The Banking sector ranked as the third-best performer in January, with the NGX Banking Index rising 6.99% on a market volume of over 3 billion shares. Among tier-one banks, Zenith Bank recorded a 15.61% gain, followed by GTCO at 9.15%, Access Holdings at 7.62%, and UBA at 6.36%.
Strong performances were also recorded by mid-tier banks, including Wema Bank, which rose 14.71%, Ecobank at 14.56%, and Stanbic IBTC at 8.00%.
Industrial Goods stocks also posted solid gains, with the sector index rising 5.45%. Large-cap stocks such as Lafarge Africa gained 16.73%, Dangote Cement rose 4.27%, and BUA Cement added 2.52%.

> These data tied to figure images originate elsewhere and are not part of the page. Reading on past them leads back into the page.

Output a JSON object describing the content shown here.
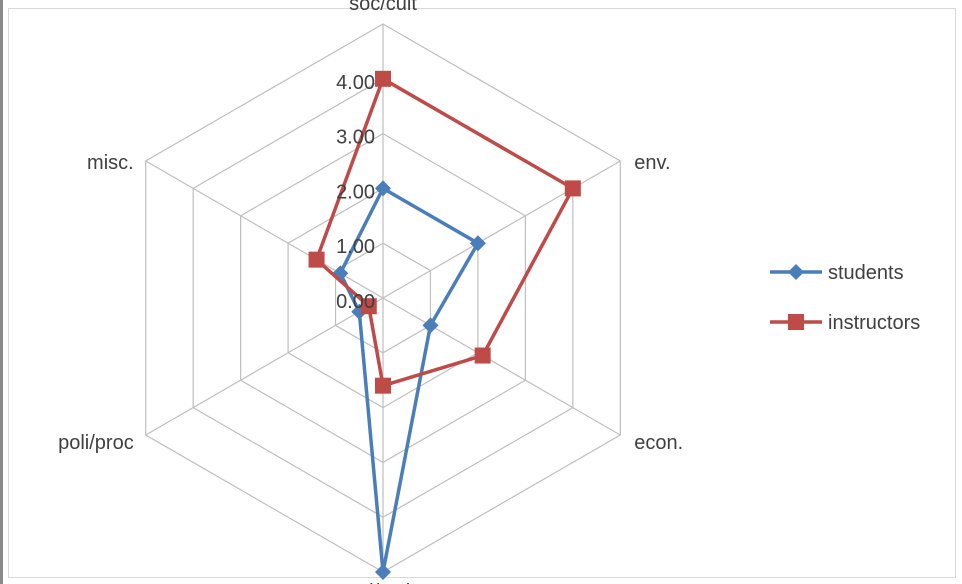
{
  "chart_data": {
    "type": "radar",
    "categories": [
      "soc/cult",
      "env.",
      "econ.",
      "sci/tech",
      "poli/proc",
      "misc."
    ],
    "ticks": [
      "0.00",
      "1.00",
      "2.00",
      "3.00",
      "4.00"
    ],
    "rmin": 0,
    "rmax": 5,
    "series": [
      {
        "name": "students",
        "color": "#4a7ebb",
        "marker": "diamond",
        "values": [
          2.0,
          2.0,
          1.0,
          5.0,
          0.5,
          0.9
        ]
      },
      {
        "name": "instructors",
        "color": "#be4b48",
        "marker": "square",
        "values": [
          4.0,
          4.0,
          2.1,
          1.6,
          0.3,
          1.4
        ]
      }
    ],
    "legend_position": "right"
  }
}
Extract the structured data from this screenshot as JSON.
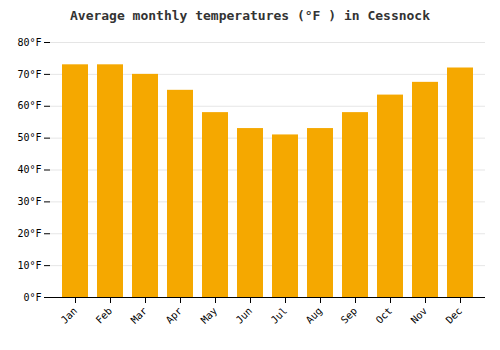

Mid and small-cap stocks in the sector outperformed, led by Triple Gee with a 64.93% gain, Meyer at 46.72%, Berger Paints at 25%, Cutix at 17.74%, Chemical and Allied at 15.22%, and Beta Glass at 13.51%.
The Consumer Goods sector recorded a 3.21% increase for the month. Gains in large-cap stocks such as Nigerian Breweries, which rose 4.65%, and International Breweries at 3.57%, supported the sector’s performance.
Mid and small-cap stocks delivered stronger returns, with McNichols rising 94.19%, Champion Breweries gaining 28.57%, PZ Cussons advancing 26.27%, and Vitafoam up 22.28%. Other stocks, including Nestlé, Honeywell Flour, NASCON Allied, Dangote Sugar, Unilever, and Cadbury, recorded gains of less than 20%.
Market analysts note that January’s strong showing signals sustained investor confidence following the market’s 51.19% return in 2025. The breadth of gains across key sectors points to strong demand for both large-cap and mid-cap stocks, with opportunities extending beyond traditional market leaders.
However, with the All-Share Index closing above 165,000 points for the first time, analysts also warn that the market is entering overbought territory. While January’s 6.27% gain significantly outpaced the 1.53% recorded in January 2025, a deeper pullback in large-cap stocks could trigger broader market corrections in the weeks ahead.